I have been recovered from my eating disorder for about 2 years now. I have my good days and bad, but for the most part it stays in my past.
“Triggers” are what people with eating disorders have come to know as little or big things triggering that anxiety in your mind. That voice in the back of your mind that has the power to ruin your whole day.
I have labeled my ED as “Ana” short for anorexia, originally because that word has always been so scary and daunting to me, but now it’s my way of putting a face on it and dealing with it head on instead of avoiding it out of fear.
Dressing rooms are a major trigger for me, even still. I dread going in there, it scares the hell out of me. It’s like a time machine bringing me back to a dark place of absolute self hatred and insecurity.
Today, I faced my fear and walked into the fitting room. I always have a little pep talk with myself, as silly as that sounds. I tell myself that it’s okay if the clothes don’t fit me. I try to be positive. I try to fill my head with self affirmations, a practice everyone raves about. But then, I try the first outfit on.
What do you see when you see this photo? A tank top? Some classic blue jeans?
My mind during this exact moment: “I hate this. God I need to get my ass in gear. I wish my hips weren’t so freaking wide. Why does this shirt make my belly look so fat? Why does my waist like look huge right now? I’m so bloated…”
I tear myself apart.
And why?! I go to the gym, I work out, I eat healthy. What’s the problem? I’m a petite girl, so people don’t understand why I struggle, but I do. It’s a mental battle.
So, you know what I did?I got back into my clothes I had walked in there with and walked back out into the store. I went and grabbed a pair of loosely fitting shorts, and turned to head to the counter. I’m fit, but wasn’t “fit” enough for the tight jeans in my mind. I wasn’t a tall stick figure so I talked myself out of the jumpsuit. I was about to walk up to the register, when a wave of anger came over me. I was so frustrated and upset. I felt so defeated.
I walked my curvy ass right back to that jumpsuit, and didn’t give myself the chance to talk myself out of it as I trudged up to the register.

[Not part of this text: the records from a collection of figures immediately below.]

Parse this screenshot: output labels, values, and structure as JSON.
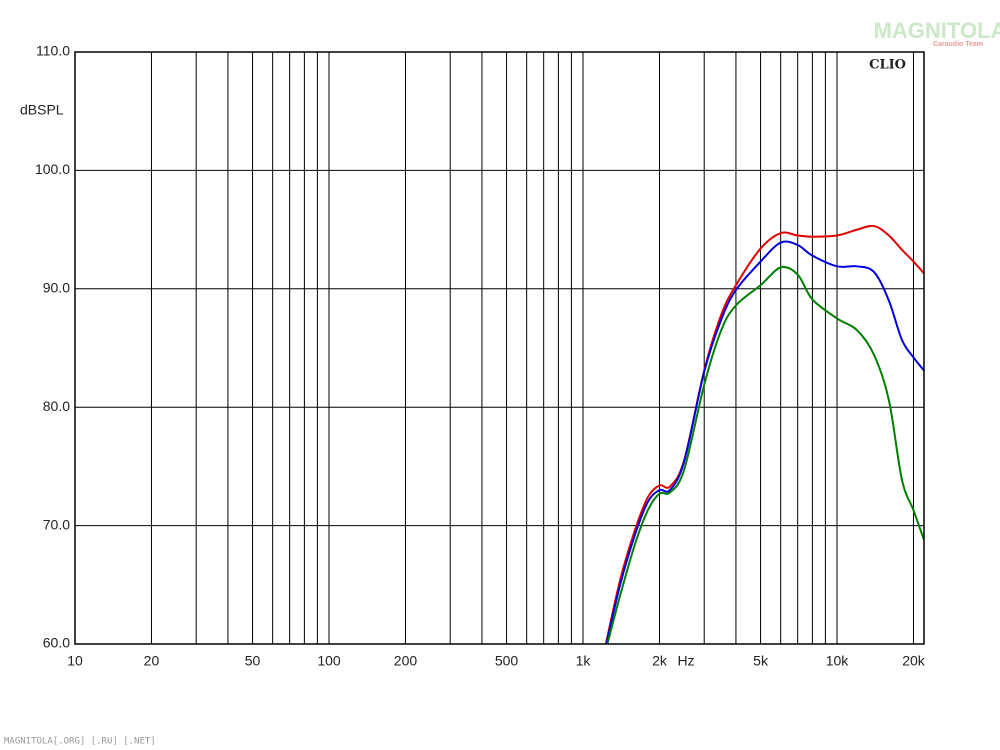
{
  "chart_data": {
    "type": "line",
    "title": "CLIO",
    "y_label": "dBSPL",
    "x_label": "Hz",
    "watermark": "MAGNITOLA",
    "watermark_sub": "Caraudio Team",
    "footer": "MAGNITOLA[.ORG] [.RU] [.NET]",
    "x_scale": "log",
    "grid": true,
    "xlim": [
      10,
      22000
    ],
    "ylim": [
      60,
      110
    ],
    "xticks": [
      10,
      20,
      50,
      100,
      200,
      500,
      {
        "value": 1000,
        "label": "1k"
      },
      {
        "value": 2000,
        "label": "2k"
      },
      {
        "value": 5000,
        "label": "5k"
      },
      {
        "value": 10000,
        "label": "10k"
      },
      {
        "value": 20000,
        "label": "20k"
      }
    ],
    "xgrid": [
      10,
      20,
      30,
      40,
      50,
      60,
      70,
      80,
      90,
      100,
      200,
      300,
      400,
      500,
      600,
      700,
      800,
      900,
      1000,
      2000,
      3000,
      4000,
      5000,
      6000,
      7000,
      8000,
      9000,
      10000,
      20000
    ],
    "yticks": [
      {
        "value": 60,
        "label": "60.0"
      },
      {
        "value": 70,
        "label": "70.0"
      },
      {
        "value": 80,
        "label": "80.0"
      },
      {
        "value": 90,
        "label": "90.0"
      },
      {
        "value": 100,
        "label": "100.0"
      },
      {
        "value": 110,
        "label": "110.0"
      }
    ],
    "x": [
      1230,
      1400,
      1600,
      1800,
      2000,
      2200,
      2500,
      3000,
      3500,
      4000,
      5000,
      6000,
      7000,
      8000,
      10000,
      12000,
      14000,
      16000,
      18000,
      20000,
      22000
    ],
    "series": [
      {
        "color": "#e00000",
        "values": [
          60,
          65.4,
          69.6,
          72.4,
          73.4,
          73.3,
          75.5,
          83.1,
          87.8,
          90.3,
          93.4,
          94.7,
          94.5,
          94.4,
          94.5,
          95,
          95.3,
          94.5,
          93.3,
          92.3,
          91.3
        ]
      },
      {
        "color": "#0000e0",
        "values": [
          59.8,
          65,
          69.2,
          72,
          73,
          73,
          75.4,
          83,
          87.4,
          89.9,
          92.3,
          93.9,
          93.7,
          92.8,
          91.9,
          91.9,
          91.4,
          89,
          85.7,
          84.2,
          83.1
        ]
      },
      {
        "color": "#008000",
        "values": [
          59.5,
          64.1,
          68.4,
          71.3,
          72.7,
          72.8,
          74.7,
          81.9,
          86.5,
          88.6,
          90.3,
          91.8,
          91.2,
          89.1,
          87.5,
          86.5,
          84.4,
          80.6,
          73.9,
          71.3,
          68.8
        ]
      }
    ]
  }
}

The cashier looked at me and saw a girl with clothes. She didn’t know that it was the bravest thing I’ve done for myself in a while. She didn’t know the internal battle I had gone through. She didn’t know the sense of accomplishment I felt. But I did. That’s the thing about eating disorders, it’s a big dark secret, one that often stays hidden from the world.
I have good days with bad moments. I am strong and I have moments of weakness. I am scared but I am brave. Contradictory right?

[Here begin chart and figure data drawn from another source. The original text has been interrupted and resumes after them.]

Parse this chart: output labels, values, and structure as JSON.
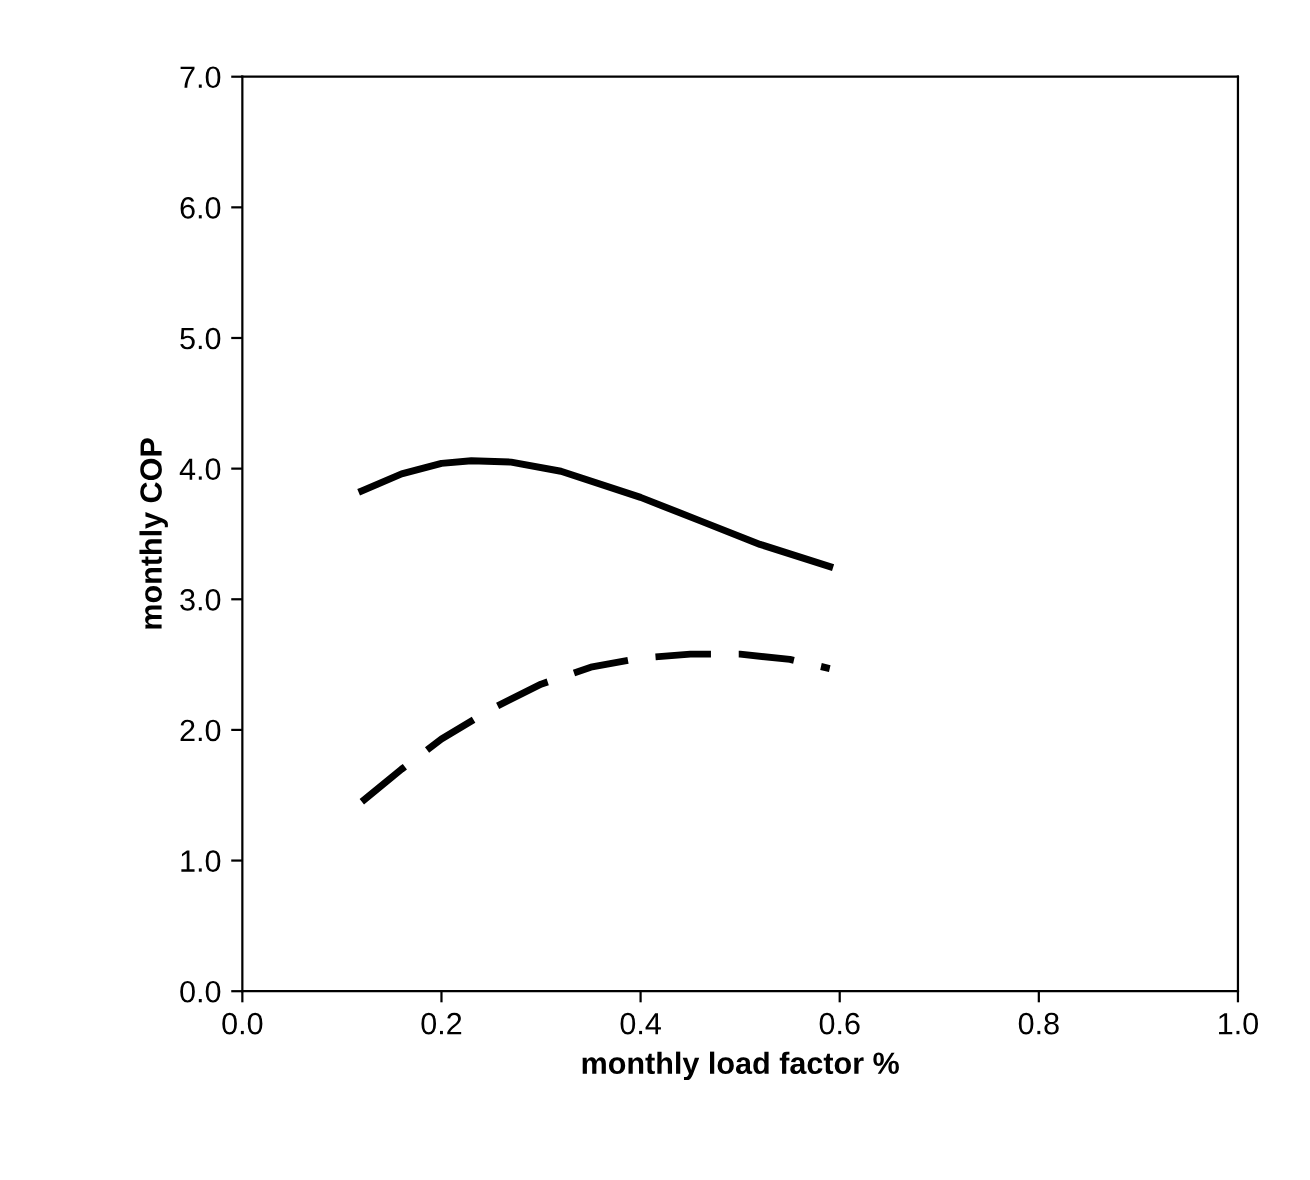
{
  "chart_data": {
    "type": "line",
    "xlabel": "monthly load factor %",
    "ylabel": "monthly COP",
    "xlim": [
      0.0,
      1.0
    ],
    "xticks": [
      {
        "value": 0,
        "label": "0.0"
      },
      {
        "value": 0.2,
        "label": "0.2"
      },
      {
        "value": 0.4,
        "label": "0.4"
      },
      {
        "value": 0.6,
        "label": "0.6"
      },
      {
        "value": 0.8,
        "label": "0.8"
      },
      {
        "value": 1,
        "label": "1.0"
      }
    ],
    "ylim": [
      0.0,
      7.0
    ],
    "yticks": [
      {
        "value": 0,
        "label": "0.0"
      },
      {
        "value": 1,
        "label": "1.0"
      },
      {
        "value": 2,
        "label": "2.0"
      },
      {
        "value": 3,
        "label": "3.0"
      },
      {
        "value": 4,
        "label": "4.0"
      },
      {
        "value": 5,
        "label": "5.0"
      },
      {
        "value": 6,
        "label": "6.0"
      },
      {
        "value": 7,
        "label": "7.0"
      }
    ],
    "grid": false,
    "legend": false,
    "series": [
      {
        "color": "#000000",
        "line_style": "solid",
        "x": [
          0.12,
          0.16,
          0.2,
          0.23,
          0.27,
          0.32,
          0.4,
          0.46,
          0.52,
          0.59
        ],
        "values": [
          3.83,
          3.96,
          4.04,
          4.06,
          4.05,
          3.98,
          3.78,
          3.6,
          3.42,
          3.25
        ]
      },
      {
        "color": "#000000",
        "line_style": "dashed",
        "x": [
          0.12,
          0.16,
          0.2,
          0.25,
          0.3,
          0.35,
          0.4,
          0.45,
          0.5,
          0.55,
          0.59
        ],
        "values": [
          1.45,
          1.7,
          1.93,
          2.16,
          2.35,
          2.48,
          2.55,
          2.58,
          2.58,
          2.54,
          2.47
        ]
      }
    ]
  }
}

I think we all have to experience weakness to learn how to overcome it and face it with strength. I think that we all have to feel those bad moments to learn how to compartmentalize and realize that it’s just a bad moment, not an entire day. I think that we have to fear things in order to become brave, because how could you be courageous without feeling the fear and doing it anyway?

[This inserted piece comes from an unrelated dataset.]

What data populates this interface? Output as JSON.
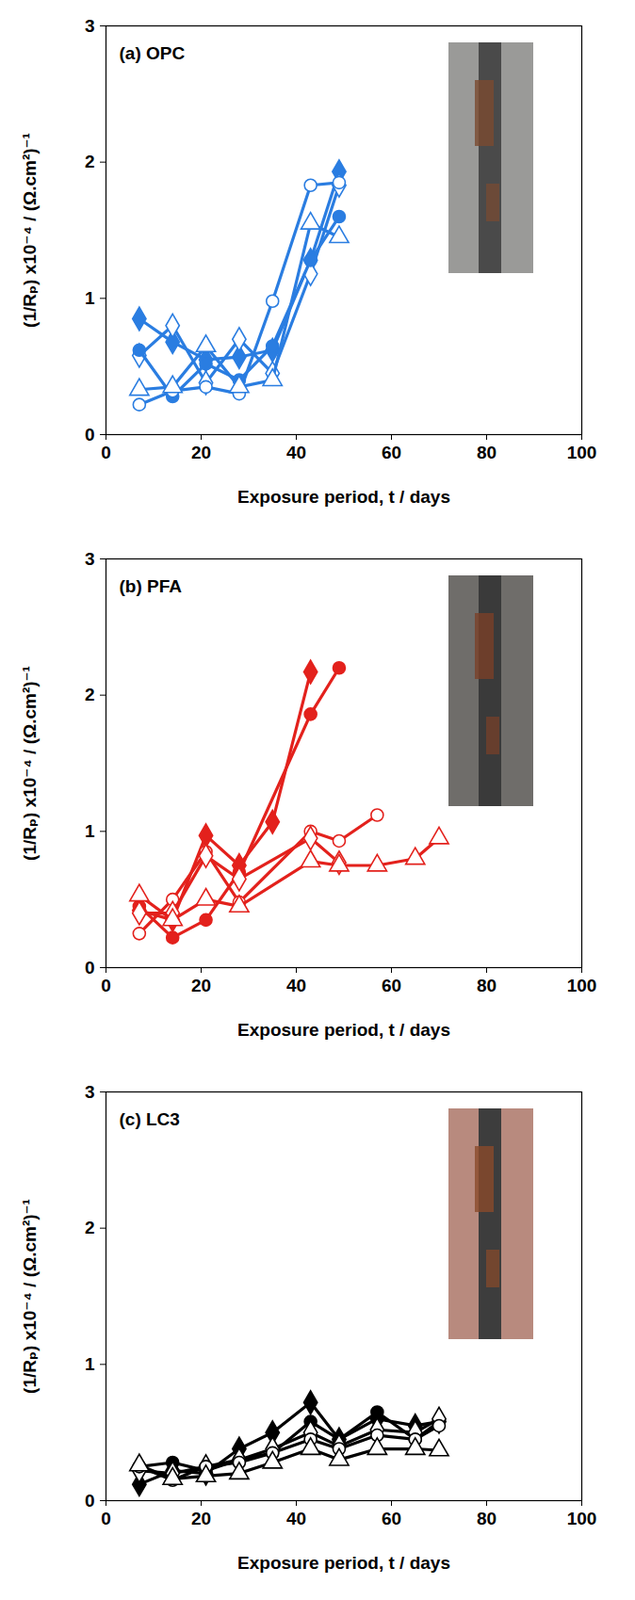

I have struggled and I still struggle. I still have moments that I hate my body. My chest still tightens worrying about how “fat” I feel at times, but you know what? I am recovered and I am proud of myself for every dressing room I have conquered.
It may just be a dressing room to people who have never lived with an eating disorder, but to those who battle it or have in the past, they know this internal struggle to be more than true.
Face it. Overcome it. Buy that damn jumpsuit.